Notes on Caching

Numba supports caching of compiled functions into the filesystem for future use of the same functions.

The Implementation

Caching is done by saving the compiled object code, the ELF object of the executable code. By using the object code, cached functions have minimal overhead because no compilation is needed. The cached data is saved under the cache directory (see NUMBA_CACHE_DIR). The index of the cache is stored in a .nbi file, with one index per function, and it lists all the overloaded signatures compiled for the function. The object code is stored in files with an .nbc extension, one file per overload. The data in both files is serialized with pickle.

Requirements for Cacheability

Developers should note the requirements of a function to permit it to be cached to ensure that the features they are working on are compatible with caching.

Requirements for cacheable function:

The LLVM module must be self-contained, meaning that it cannot rely on other compiled units without linking to them.
The only allowed external symbols are from the NRT or other common symbols from system libraries (i.e. libc and libm).

Debugging note:

Look for the usage of inttoptr in the LLVM IR or target_context.add_dynamic_add() in the lowering code in Python.

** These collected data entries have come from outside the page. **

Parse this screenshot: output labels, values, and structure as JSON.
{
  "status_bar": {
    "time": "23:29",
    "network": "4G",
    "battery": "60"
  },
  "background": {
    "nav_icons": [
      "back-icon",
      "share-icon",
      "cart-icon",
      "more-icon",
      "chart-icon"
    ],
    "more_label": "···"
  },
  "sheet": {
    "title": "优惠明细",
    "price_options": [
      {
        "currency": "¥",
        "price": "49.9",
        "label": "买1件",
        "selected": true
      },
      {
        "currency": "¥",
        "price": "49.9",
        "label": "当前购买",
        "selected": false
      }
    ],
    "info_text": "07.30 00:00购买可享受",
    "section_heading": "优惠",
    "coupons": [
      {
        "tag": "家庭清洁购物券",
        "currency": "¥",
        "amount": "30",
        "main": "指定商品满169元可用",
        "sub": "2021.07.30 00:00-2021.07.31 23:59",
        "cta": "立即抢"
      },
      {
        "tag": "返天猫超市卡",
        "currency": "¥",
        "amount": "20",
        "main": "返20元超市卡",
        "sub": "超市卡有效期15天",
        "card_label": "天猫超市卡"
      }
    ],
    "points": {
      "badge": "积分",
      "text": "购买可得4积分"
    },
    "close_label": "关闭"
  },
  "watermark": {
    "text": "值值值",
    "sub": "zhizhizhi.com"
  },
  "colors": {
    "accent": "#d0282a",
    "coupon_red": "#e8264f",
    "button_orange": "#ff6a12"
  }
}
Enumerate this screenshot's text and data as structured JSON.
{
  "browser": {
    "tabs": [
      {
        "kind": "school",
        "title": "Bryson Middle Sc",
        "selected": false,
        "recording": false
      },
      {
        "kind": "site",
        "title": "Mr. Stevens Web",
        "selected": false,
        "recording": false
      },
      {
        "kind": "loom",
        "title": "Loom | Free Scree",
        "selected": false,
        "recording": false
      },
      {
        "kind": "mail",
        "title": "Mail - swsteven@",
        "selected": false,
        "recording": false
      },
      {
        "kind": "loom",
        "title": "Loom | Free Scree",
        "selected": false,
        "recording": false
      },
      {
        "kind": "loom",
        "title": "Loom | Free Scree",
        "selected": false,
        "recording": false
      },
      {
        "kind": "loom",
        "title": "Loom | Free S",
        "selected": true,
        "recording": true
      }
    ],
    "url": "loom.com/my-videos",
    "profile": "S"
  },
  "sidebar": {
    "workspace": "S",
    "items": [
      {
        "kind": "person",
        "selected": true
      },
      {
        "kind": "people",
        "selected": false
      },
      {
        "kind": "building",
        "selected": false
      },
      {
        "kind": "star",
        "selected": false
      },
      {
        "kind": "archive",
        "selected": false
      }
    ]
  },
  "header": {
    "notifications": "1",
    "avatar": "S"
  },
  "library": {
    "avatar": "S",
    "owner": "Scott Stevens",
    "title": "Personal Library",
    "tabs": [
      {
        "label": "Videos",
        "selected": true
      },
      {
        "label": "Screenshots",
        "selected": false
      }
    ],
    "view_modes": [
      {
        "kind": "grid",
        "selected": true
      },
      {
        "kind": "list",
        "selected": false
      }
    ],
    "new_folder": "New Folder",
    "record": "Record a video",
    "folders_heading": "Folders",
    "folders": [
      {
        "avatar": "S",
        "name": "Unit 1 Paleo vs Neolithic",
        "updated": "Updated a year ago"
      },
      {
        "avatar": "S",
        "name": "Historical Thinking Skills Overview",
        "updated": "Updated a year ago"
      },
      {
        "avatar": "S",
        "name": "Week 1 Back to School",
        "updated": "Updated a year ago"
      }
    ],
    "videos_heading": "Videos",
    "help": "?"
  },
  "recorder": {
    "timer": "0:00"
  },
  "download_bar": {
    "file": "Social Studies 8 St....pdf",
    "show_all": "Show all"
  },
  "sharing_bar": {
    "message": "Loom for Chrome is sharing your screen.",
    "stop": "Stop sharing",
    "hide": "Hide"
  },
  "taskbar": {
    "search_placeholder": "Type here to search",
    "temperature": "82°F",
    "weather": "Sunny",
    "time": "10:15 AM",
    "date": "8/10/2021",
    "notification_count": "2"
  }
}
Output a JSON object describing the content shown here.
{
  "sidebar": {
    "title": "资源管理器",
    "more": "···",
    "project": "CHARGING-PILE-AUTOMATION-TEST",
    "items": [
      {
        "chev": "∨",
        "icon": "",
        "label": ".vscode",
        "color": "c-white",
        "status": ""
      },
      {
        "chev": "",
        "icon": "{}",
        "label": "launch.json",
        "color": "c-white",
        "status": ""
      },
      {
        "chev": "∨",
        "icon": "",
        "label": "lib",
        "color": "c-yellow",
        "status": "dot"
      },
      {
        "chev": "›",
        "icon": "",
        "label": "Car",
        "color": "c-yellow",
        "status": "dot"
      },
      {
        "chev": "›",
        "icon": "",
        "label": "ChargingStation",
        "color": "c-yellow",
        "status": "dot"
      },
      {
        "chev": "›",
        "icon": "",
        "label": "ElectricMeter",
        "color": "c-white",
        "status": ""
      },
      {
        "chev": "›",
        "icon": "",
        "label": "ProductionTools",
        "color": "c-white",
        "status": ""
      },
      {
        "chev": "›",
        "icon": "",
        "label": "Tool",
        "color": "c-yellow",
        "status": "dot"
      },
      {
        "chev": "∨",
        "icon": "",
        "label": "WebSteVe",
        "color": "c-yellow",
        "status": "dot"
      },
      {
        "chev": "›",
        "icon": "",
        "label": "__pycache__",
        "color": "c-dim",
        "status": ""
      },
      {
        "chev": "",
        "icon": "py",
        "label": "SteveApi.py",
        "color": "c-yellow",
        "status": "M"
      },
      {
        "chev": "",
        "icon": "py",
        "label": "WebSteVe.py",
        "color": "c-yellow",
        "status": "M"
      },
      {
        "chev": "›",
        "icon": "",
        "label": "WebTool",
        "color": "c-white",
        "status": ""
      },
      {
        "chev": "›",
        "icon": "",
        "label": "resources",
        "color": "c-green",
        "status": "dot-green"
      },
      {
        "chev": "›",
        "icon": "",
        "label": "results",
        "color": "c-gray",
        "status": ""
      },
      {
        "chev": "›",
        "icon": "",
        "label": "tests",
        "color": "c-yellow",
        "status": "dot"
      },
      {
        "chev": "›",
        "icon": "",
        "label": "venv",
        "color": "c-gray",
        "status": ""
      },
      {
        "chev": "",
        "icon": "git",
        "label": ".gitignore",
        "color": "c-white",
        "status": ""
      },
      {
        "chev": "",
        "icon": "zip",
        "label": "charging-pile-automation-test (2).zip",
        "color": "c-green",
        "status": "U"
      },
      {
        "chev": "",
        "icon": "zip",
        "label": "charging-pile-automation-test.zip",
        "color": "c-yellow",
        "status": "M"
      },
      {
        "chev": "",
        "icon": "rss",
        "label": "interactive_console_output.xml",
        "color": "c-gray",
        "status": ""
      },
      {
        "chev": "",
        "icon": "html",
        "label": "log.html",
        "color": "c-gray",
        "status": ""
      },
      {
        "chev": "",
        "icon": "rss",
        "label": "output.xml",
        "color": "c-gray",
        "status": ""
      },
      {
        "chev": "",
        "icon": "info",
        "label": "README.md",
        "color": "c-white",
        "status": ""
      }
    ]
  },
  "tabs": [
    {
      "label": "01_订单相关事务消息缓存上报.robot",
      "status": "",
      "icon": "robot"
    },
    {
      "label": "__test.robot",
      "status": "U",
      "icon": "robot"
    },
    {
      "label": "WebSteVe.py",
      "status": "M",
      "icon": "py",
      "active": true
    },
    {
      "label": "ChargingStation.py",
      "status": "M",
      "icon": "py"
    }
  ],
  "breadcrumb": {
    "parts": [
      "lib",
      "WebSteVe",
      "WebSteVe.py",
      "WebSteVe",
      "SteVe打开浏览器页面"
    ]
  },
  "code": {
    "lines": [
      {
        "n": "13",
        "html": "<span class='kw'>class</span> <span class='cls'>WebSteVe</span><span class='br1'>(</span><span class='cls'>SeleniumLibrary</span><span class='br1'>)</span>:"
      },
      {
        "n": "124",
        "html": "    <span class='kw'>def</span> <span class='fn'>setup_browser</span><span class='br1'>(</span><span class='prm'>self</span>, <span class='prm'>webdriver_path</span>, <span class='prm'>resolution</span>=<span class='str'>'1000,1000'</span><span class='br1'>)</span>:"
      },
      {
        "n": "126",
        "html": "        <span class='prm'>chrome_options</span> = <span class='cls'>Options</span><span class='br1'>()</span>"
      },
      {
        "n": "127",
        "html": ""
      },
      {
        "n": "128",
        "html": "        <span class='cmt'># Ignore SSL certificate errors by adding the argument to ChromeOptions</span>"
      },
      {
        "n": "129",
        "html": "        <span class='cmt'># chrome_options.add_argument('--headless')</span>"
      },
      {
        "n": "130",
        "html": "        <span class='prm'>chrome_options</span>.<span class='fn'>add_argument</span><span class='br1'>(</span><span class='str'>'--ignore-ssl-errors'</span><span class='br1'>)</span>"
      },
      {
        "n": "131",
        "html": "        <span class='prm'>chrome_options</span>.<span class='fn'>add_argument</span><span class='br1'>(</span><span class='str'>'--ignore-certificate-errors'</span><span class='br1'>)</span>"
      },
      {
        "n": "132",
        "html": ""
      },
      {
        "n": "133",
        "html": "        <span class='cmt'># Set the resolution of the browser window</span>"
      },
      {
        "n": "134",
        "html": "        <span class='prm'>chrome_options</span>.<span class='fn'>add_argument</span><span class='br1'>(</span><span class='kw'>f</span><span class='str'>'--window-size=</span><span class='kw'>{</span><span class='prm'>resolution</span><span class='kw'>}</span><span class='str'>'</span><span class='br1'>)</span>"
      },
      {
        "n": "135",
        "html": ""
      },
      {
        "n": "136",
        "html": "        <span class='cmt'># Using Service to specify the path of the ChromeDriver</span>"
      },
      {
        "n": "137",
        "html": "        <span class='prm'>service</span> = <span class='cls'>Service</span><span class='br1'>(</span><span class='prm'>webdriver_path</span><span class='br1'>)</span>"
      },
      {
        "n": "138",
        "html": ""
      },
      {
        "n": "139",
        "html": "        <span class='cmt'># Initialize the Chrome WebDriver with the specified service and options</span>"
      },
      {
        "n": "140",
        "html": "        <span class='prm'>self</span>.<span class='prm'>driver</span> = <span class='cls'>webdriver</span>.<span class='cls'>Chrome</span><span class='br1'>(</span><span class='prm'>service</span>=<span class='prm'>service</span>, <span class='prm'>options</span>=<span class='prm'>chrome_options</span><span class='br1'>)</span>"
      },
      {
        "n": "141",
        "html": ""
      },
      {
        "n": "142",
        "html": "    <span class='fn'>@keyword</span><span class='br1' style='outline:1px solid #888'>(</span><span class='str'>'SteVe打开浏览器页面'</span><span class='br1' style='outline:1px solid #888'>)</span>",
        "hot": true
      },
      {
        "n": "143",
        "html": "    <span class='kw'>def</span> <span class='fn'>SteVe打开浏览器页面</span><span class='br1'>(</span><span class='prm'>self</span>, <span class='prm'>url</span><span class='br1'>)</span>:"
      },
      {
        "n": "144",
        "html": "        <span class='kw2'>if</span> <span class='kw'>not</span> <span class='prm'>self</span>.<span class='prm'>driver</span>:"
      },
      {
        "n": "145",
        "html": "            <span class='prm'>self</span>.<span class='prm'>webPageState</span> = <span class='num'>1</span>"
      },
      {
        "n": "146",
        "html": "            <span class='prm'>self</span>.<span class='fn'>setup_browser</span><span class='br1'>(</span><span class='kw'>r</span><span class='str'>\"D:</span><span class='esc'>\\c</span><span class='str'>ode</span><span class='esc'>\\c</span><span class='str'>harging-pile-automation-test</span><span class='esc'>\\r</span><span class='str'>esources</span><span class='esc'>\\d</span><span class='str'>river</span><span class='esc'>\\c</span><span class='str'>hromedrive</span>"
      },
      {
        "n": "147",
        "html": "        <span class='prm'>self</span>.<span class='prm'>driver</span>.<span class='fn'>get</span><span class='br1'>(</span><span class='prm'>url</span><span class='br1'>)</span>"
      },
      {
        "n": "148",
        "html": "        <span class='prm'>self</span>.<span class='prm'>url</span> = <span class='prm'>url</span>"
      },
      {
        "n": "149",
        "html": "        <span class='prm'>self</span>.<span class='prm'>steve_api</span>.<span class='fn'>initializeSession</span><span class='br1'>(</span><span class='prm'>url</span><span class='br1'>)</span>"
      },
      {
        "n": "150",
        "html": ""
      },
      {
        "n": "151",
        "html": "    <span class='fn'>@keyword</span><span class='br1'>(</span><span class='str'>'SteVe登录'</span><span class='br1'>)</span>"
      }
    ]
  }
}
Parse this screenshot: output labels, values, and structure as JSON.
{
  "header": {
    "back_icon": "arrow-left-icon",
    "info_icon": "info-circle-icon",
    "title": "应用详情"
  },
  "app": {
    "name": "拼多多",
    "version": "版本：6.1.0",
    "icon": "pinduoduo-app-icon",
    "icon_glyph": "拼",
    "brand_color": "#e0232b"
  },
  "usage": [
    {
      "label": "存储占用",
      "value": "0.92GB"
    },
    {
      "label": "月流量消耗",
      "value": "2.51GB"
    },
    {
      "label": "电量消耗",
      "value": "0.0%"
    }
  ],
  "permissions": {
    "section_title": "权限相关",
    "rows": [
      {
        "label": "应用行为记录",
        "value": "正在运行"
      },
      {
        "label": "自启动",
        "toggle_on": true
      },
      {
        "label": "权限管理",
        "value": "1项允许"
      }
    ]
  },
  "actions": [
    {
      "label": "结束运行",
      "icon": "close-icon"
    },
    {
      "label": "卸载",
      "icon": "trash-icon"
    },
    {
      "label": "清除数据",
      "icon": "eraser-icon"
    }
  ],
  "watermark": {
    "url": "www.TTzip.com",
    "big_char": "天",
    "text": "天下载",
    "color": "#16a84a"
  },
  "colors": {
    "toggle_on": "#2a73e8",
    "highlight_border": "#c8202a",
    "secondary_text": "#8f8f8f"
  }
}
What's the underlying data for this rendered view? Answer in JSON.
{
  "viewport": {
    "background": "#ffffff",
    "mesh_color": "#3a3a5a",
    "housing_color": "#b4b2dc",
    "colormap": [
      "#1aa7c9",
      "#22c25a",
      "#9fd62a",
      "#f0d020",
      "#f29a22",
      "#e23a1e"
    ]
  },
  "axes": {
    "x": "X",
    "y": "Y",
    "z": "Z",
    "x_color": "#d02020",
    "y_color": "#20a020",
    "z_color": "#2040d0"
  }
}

They indicate potential usage of runtime address. Not all uses are problematic and some are necessary. Only the conversion of constant integers into pointers will affect caching.
Misuse of dynamic address or dynamic symbols will likely result in a segfault.
Linking order matters because unused symbols are dropped after linking. Linking should start from the leaf nodes of the dependency graph.

Features Compatible with Caching

The following features are explicitly verified to work with caching.

ufuncs and gufuncs for the cpu and parallel target
parallel accelerator features (i.e. parallel=True)

Caching Limitations

This is a list of known limitation of the cache:

Cache invalidation fails to recognize changes in symbols defined in a different file.
Global variables are treated as constants. The cache will remember the value of the global variable at compilation time. On cache load, the cached function will not rebind to the new value of the global variable.

Cache Clearing

The cache is invalidated when the corresponding source file is modified. However, it is necessary sometimes to clear the cache directory manually. For instance, changes in the compiler will not be recognized because the source files are not modified.

To clear the cache, the cache directory can be simply removed.

Removing the cache directory when a Numba application is running may cause an OSError exception to be raised at the compilation site.